Once upon a time in my apartment, I sat down to write some fictional drivel. After using the adjective, “wispy,” for the third time, I got bored and put down my laptop, deciding to go back to my roots of pen and paper. I searched through my shelf-and-a-half of journals for an empty one, finally grabbing one at random, hoping to find an empty page.
The journal fell open to an entry from 2007: “Last night I had one of the most intense and spiritual dreams of my life that made my daily reality fall into the correct perspective of fleeting and my eternal reality come to the forefront. I saw clearer in my sleep than in most of my waking hours.”
Silence. Here I was, ready to jot down some truly amazing, creative, compelling, best-selling fiction, and I was confronted with this.
A swell of intense emotion rose up inside me. Anger. I was angry with Stephanie from 2007. She had it so easy. Why wasn’t my current daily life as vibrant with eternal reality? Life was so complicated now.
I spent the next hour in prayer, talking to God in absolute transparency about areas of conviction, fear, and hopelessness, weaving a complex web of theories about the core of my issues and the equally long map toward freedom and wholeness.
While I knew the Spirit was present, I said, “Amen,” feeling icky as I brushed my teeth and fell into bed, as if I’d left a coffee date with a friend knowing something was unsaid or a false light was cast on a particular issue. Something was off.
Morning came and I glanced through my curated list of deficiencies with prescribed pathways to success and hit the road, again feeling icky. I took a long swig of my coffee.
Woah, I’m really thirsty.
Another swig of coffee.
Bleck, I need good old fashioned water. There’s water in coffee; why isn’t this helping?
Suddenly, the foggy, unarticulated ickyness lifted. I was over-complicating something that was very simple. I was so smart I was stupid. I needed water.
My premise that life was complicated led me to believe the solution was equally complex. After all, I am much more mature than I was in 2007, right? If I was thirsty, water seemed far too simple for a woman as advanced as me. Olympic athletes drink a complex cocktail of electrolytes, minerals, vitamins and probably some other enhancements (Lance Armstrong, cough cough). Surely my spiritual thirst required the same. Right?
Wrong.
My deep thirst was from a lack of the basic, essential water of truth. Instead of prescribing myself with coffee or Gatorade or that nasty, rancid, mushroom tea (is it called kam-boom-boom-pow?), I needed to LOSE the additives of rhetoric and complex knowledge in favor of the deeper truth of Christ and him crucified.
Additives are easy to accept because they make water a little more tolerable. On a trip to Uganda, we encouraged the team to bring single packs of Crystal Lite and Propel so it could disguise the sometimes offensive but mostly boring taste of the local water. Similarly, the naked truth of the gospel can be hard to swallow, even for Christians.

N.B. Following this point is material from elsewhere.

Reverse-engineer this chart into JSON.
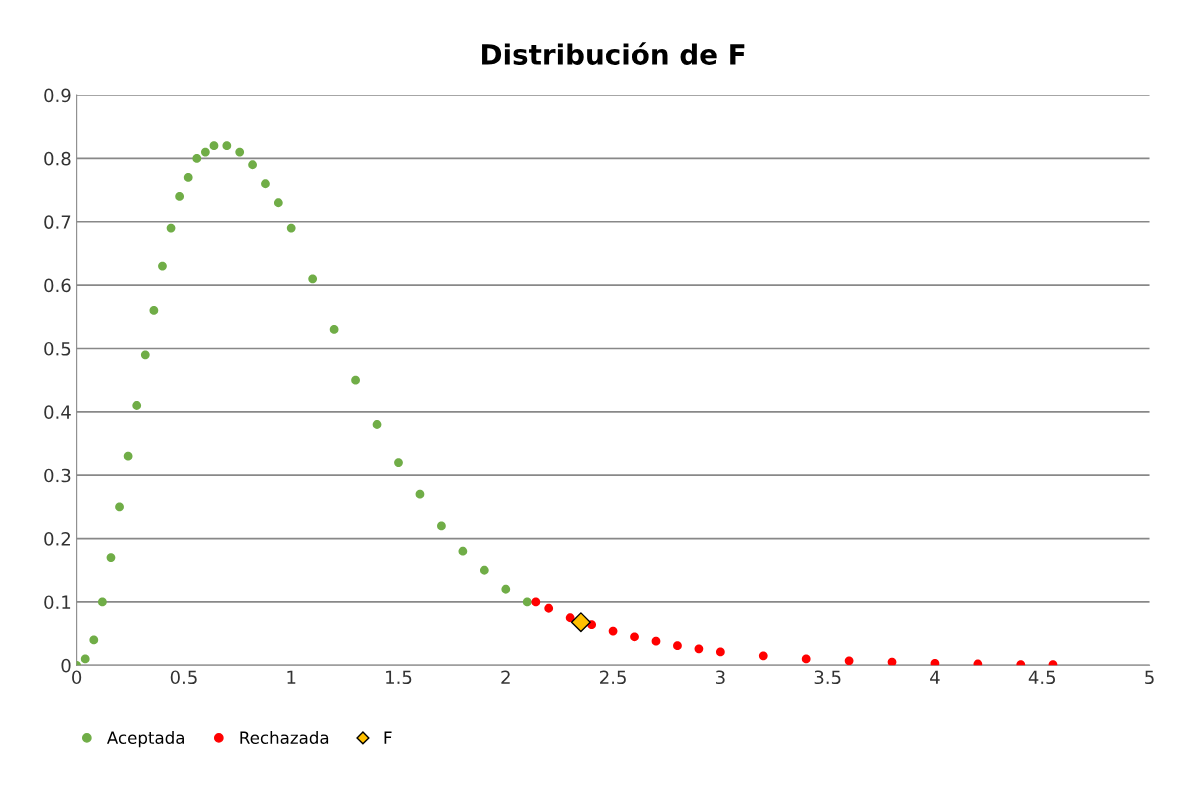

See if any of these spiritual cocktails ring true for you:
Jesus is Lord (1 cup of water), but I’m his favorite so SOMETIMES it’s all about me (1 cup of corn syrup).

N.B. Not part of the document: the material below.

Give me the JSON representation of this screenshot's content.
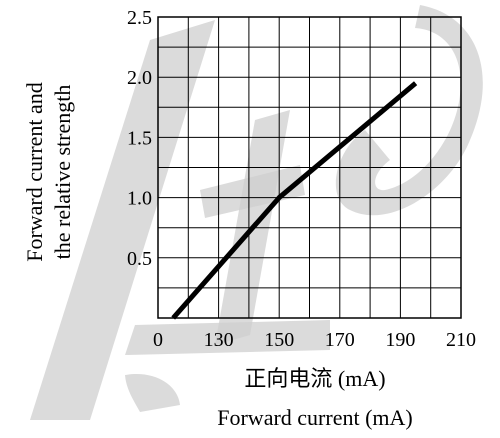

I’m a servant of God (1 cup of water), but this is my five-year season of receiving (1 cup of caffeine).
I’m called to take up my cross (1 cup of water), but Jesus suffered so I would never have to (1 cup of BPA, gluten, Chinese lead).
My flesh will ALWAYS try to grab control, glory, and focus away from Jesus, the Lord of glory, and make my faith about ME. This is why vigilance, urgency, and spiritual discipline are so important. At a deeper level, this is why humility is the requisite of Christianity: because in the end, going low, no matter how hydrated I am or bored I am of the taste of water or mature I think I am, will keep me alive. My flesh is still an enemy of my spirit. When revelations run out, it is usually because of a lack of remembrance.

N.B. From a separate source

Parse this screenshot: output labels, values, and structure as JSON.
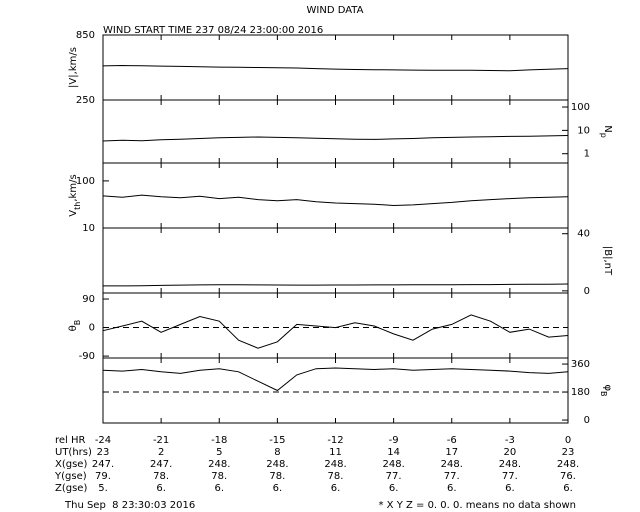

I took communion with brothers and sisters on Sunday, thanking God for his kindness and foresight to remind me that the simple elements I need to be healthy are Jesus’ body broken and blood poured out. I am not so unique and my problems are not so complex that the water of the Word, the air of His Spirit, the food of His body, cannot cure what ails my soul.
My life-goal should not be to find the most delicious gospel+me cocktail possible, but to lay down my life for a perfect God. It is all about him. It’s so simple. It’s so essential. It’s water, and I’m very thirsty.